There’s a special delight in being pleasantly surprised. Being unfamiliar with the work of the DIG collective, I didn’t really know what their fringe show DIG would entail. Now that I’ve seen it, I’m still not all that sure, but I enjoyed the unearthing.
The audience files in as a white-faced man with a vacant expression (Michael Fee) stands in the background holding a doctor’s leather bag. Blackened eyes take long blinks as sounds of digging come through the speakers, his sustained torpor creating tension. A similarly made-up crew, led by a foul-mouthed angry foreman (David Harris) burst forth and proceed with their noisy and seemingly pointless work of moving buckets across the stage to the sound of Johnny Cash’s “Folsom Prison Blues”, making a speedy exit when the job is done. The scene repeats as one’s distracted by a fetish for buckets (a rapturous Joshua Lynzaat), another by a desire for bananas (played with a glirine intensity by Dana McMillan), which agitates the boss more than usual. As the iterations continue, the zombie observer seems to tire, his grasp on the bag slackening …
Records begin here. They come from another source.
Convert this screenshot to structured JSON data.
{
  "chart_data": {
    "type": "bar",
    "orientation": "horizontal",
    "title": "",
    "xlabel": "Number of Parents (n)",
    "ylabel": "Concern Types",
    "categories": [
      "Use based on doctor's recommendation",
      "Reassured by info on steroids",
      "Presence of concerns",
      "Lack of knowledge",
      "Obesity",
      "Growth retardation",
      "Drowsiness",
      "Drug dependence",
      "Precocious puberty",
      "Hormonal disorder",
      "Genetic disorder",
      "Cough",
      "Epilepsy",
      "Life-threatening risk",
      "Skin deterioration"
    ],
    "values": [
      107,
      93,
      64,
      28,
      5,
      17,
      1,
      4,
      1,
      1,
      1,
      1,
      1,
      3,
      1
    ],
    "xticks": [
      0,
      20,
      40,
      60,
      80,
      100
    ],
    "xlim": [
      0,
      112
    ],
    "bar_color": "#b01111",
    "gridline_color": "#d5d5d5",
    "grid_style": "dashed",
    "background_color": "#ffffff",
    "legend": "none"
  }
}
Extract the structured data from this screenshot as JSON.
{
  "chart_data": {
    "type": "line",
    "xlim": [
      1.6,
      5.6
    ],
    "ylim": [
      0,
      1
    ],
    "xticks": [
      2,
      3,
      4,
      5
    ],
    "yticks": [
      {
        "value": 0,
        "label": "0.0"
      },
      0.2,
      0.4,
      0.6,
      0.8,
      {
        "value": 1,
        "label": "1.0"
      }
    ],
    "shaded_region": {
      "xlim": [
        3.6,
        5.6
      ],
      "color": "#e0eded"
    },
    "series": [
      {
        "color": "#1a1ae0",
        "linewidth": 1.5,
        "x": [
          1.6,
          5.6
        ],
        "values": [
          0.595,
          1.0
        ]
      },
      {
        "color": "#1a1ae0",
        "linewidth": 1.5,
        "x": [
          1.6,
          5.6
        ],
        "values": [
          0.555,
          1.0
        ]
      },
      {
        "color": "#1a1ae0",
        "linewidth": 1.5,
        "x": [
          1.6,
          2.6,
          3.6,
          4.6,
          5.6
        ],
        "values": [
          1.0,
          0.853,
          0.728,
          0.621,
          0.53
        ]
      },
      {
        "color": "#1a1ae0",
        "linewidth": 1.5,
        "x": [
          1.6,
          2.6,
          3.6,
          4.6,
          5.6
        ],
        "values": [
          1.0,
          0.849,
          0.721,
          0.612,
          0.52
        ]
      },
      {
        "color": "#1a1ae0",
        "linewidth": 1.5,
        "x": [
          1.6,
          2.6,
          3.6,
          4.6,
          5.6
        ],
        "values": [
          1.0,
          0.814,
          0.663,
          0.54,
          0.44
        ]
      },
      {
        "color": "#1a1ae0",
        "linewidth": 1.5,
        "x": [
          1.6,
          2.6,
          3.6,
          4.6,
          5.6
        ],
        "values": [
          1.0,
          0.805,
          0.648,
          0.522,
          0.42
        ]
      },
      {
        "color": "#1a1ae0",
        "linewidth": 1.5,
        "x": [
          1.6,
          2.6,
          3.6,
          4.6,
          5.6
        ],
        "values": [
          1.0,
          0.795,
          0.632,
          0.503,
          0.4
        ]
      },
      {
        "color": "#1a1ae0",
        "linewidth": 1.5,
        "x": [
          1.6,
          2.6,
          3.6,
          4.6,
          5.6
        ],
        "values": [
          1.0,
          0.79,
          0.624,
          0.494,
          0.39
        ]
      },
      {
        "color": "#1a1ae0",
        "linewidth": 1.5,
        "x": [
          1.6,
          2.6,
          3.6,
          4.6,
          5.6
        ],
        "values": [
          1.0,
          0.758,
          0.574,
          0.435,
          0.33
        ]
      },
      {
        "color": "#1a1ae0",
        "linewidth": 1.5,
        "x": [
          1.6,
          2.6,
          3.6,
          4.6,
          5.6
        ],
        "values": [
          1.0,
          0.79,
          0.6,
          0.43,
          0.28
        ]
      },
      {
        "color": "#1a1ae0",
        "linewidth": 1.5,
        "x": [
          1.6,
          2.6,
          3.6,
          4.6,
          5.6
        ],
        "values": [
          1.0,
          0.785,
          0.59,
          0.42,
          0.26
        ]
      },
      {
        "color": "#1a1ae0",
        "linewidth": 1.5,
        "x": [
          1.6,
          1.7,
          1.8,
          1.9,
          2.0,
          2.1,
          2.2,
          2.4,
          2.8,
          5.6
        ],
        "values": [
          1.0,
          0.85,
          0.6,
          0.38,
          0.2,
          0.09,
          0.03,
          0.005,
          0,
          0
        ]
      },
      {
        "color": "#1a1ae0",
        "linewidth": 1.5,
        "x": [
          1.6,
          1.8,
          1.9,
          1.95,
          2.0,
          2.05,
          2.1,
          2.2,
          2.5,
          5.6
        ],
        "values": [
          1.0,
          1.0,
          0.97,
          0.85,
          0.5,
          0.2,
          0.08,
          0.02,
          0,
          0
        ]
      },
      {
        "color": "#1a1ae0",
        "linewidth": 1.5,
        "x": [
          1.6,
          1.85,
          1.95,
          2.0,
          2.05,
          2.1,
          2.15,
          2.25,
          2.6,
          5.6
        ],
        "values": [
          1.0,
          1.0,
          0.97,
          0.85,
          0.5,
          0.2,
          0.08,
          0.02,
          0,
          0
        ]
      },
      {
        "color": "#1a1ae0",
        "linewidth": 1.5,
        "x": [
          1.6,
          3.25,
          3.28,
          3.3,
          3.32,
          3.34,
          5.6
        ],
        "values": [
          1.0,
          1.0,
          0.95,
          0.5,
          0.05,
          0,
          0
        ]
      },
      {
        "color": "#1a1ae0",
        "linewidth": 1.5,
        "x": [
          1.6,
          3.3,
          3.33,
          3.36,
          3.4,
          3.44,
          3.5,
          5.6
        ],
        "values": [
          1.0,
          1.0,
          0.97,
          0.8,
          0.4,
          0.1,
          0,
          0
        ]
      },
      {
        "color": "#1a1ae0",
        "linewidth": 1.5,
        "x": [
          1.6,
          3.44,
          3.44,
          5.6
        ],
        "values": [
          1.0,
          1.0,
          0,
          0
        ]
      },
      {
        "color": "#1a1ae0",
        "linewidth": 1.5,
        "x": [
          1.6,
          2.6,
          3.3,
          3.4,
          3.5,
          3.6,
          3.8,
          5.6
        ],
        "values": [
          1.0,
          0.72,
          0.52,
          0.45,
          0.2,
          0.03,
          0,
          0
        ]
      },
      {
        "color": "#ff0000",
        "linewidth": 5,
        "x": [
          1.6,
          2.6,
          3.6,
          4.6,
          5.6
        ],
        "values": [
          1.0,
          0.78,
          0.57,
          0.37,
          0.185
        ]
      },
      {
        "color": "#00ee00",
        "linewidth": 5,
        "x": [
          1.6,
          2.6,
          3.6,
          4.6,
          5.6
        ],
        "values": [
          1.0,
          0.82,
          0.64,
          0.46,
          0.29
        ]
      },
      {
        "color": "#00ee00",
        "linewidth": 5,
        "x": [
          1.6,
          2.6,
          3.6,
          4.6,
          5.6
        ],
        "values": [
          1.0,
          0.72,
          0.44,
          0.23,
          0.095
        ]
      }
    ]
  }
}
The following keeps shifting the ground beneath the audience with multiple threads, somehow linked to that bag. Characters interact in highly physical ways that range from comic chase scenes to a tense battle of wills. They effuse individuality: Tim Sneddon has facial expressions worthy of an Aardman animated film and Grace Cummings is a chimera of black cat and Russian Spy as she stalks the stage.
The world shifts into a meta-theatrical orbit as Harris expresses thoughts on the show, earning the laugher of recognition from the audience. In-jokes about actor processes and stereotypes continue to undermine the earlier drama. Director Alex Talamo deserves credit for ensuring motifs are established while still keeping the action crisply moving.
At this point, if you are even slightly interested, stop reading and go. Although the fringe is nearly finished, I’m sure there’ll be another chance to see the collective. You can always come back to read the rest of my thoughts, without polluting your experience with my theories of subterrainian meanings.
The piece doesn’t give away much early as it just seems odd, for example, the “workers” are routinely required to pose as they go about their duties. The appearance of a character composed only of a suit jacket and hat is the turning point in this piece. Skillfully animated by Fee, it subdues the cast one by one, converting them to similar dress as they continue their work. The ending, where the quirks of characters are amplified to extreme levels as they remain trapped in their cycle of bucket transportation, made me wonder if the collective are having a “dig” at the conservatism of sectors of the entertainment industry – maybe Australian tv? – where artists adopt a business-type uniform and it’s easier to give the public something they’re already familiar with than put effort into developing new product.
No one could accuse DIG of ripping off what’s gone before. This highly entertaining show works through discipline and precision. In their manifesto, the DIG collective reserve the right to do the stupidest things. They may be stupid at times, but their show is certainly not dumb.